ANZ Pacific economist, Dr Kishti Sen, has urged the government to maintain a fiscal policy that favours capital projects. She emphasized the importance of these projects in stimulating economic growth and maintaining investment momentum. This, she says, will ensure the government’s continued role as the main driver of economic growth, as private sector investment and tourism have been sluggish.
Dr Sen advised the strategy amid anticipation of the 2024-2025 National Budget. She also stressed that it was not in Fiji’s best interest to overlook capital projects. Additionally, she suggested that the government could feasibly manage a pro-cyclical fiscal policy, continuing to fund infrastructure developments that spur private sector investment.

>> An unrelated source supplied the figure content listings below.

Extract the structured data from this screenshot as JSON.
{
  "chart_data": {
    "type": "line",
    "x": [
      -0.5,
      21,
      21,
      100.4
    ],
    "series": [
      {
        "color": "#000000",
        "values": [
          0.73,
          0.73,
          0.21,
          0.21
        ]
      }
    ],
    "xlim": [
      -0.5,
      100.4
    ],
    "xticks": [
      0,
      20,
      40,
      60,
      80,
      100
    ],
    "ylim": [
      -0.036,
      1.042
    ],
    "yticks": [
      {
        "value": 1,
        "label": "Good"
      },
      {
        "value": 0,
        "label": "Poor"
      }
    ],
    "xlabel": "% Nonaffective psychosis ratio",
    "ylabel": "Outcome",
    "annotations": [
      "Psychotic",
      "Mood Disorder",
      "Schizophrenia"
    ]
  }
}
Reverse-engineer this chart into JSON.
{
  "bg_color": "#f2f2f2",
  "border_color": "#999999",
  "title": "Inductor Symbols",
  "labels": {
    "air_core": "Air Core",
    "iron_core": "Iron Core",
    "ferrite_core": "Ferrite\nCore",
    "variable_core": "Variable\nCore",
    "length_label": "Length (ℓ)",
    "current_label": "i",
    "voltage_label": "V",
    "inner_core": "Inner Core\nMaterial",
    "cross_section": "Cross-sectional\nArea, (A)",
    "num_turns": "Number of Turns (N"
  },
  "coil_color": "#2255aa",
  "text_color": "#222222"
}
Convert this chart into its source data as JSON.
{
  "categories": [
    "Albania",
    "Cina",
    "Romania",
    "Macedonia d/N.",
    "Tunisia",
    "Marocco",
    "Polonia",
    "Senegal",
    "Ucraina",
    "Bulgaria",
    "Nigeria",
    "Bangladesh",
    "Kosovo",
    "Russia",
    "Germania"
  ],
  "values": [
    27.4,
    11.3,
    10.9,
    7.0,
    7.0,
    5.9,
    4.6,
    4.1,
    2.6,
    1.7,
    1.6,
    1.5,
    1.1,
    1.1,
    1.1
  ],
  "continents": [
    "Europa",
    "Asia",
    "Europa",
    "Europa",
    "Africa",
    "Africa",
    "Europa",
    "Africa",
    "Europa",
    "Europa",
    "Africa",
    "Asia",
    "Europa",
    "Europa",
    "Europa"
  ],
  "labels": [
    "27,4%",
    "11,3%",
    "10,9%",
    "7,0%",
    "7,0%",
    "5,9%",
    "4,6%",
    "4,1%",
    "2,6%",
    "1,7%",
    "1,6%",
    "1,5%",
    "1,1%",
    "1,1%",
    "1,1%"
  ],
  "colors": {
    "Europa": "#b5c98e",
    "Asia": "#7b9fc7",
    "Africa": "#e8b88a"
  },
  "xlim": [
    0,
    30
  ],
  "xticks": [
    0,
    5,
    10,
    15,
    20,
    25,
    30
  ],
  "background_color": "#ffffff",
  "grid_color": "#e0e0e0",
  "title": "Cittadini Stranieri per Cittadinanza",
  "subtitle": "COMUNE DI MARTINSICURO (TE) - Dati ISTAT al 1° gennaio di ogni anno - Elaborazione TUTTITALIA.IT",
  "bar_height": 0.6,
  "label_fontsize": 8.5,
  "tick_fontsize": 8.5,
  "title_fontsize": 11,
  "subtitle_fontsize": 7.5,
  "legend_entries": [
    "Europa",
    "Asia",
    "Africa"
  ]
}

She advised the government to evaluate its consumption expenditure to ensure that it is running as efficiently as possible. According to Sen, the government can potentially decrease its dependence on loans by delivering smaller deficits. This could be achieved through reduced spending in consumption expenditure and focusing on achieving a 4-5% real-term economic growth.
As the economy grows, so does the revenue. This, in combination with cuts in consumption expenditure, could lead to deficits around 2-3% of GDP, which would rapidly decrease the debt-to-GDP ratio. As a result, the government would have more flexibility to invest into the economy during downturns.
She also stressed the need for approved projects to start immediately. If delay issues like staffing shortages arise, she suggested they be handled with urgency to avoid blown-out project costs and further investment delays.